The World Health Organization (WHO) recommends that for every 1,000 people in any country, 10 to 20 blood donations are needed to provide adequate supplies. Blood transfusions save lives and improve health, and the WHO says ensuring a safe and adequate supply of blood should be an integral part of every country’s national health care policy.
But the study of the blood supply and demands for transfusions based on common health issues in 195 countries found that 119 of them may not have enough blood to meet the population’s needs.
“As more people are able to access care in low and middle income countries, the demand for blood transfusions will increase further, and — without financial, structural and regulatory support — will widen the gap we’ve uncovered between global supply and demand of blood,” said Meghan Delaney, a co-author of the study and a researcher at Children’s National Hospital in Washington, D.C.
The study is the first to estimate the gap between global supply and demand of blood based on country-specific medical needs, her team writes in the Lancet Haematology.
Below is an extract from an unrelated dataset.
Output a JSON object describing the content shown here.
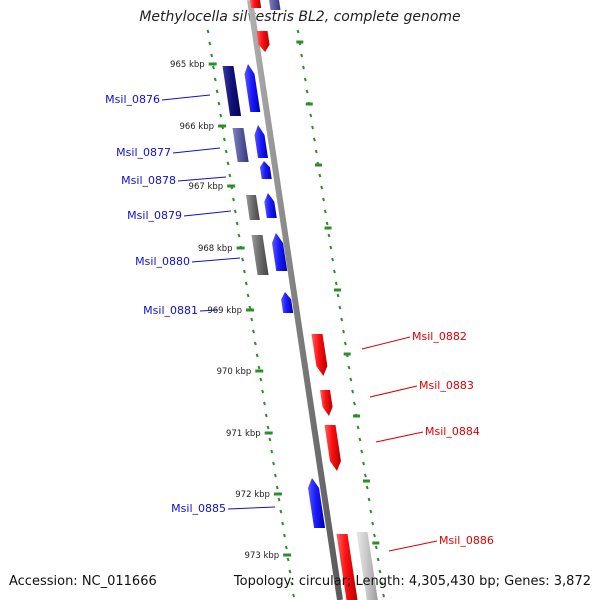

“Other studies have focused on blood safety, such as the risk of transmitting infections such as HIV, but ours is the first to identify where the most critical shortages lie, and therefore where the most work needs to be done by governments to increase donation, scale-up transfusion services and develop alternatives,” said co-author Christina Fitzmaurice from the University of Washington.
To calculate the availability of blood worldwide, the researchers used data from a WHO survey on transfusion practices between 2011 and 2013, to which 180 of 195 countries responded.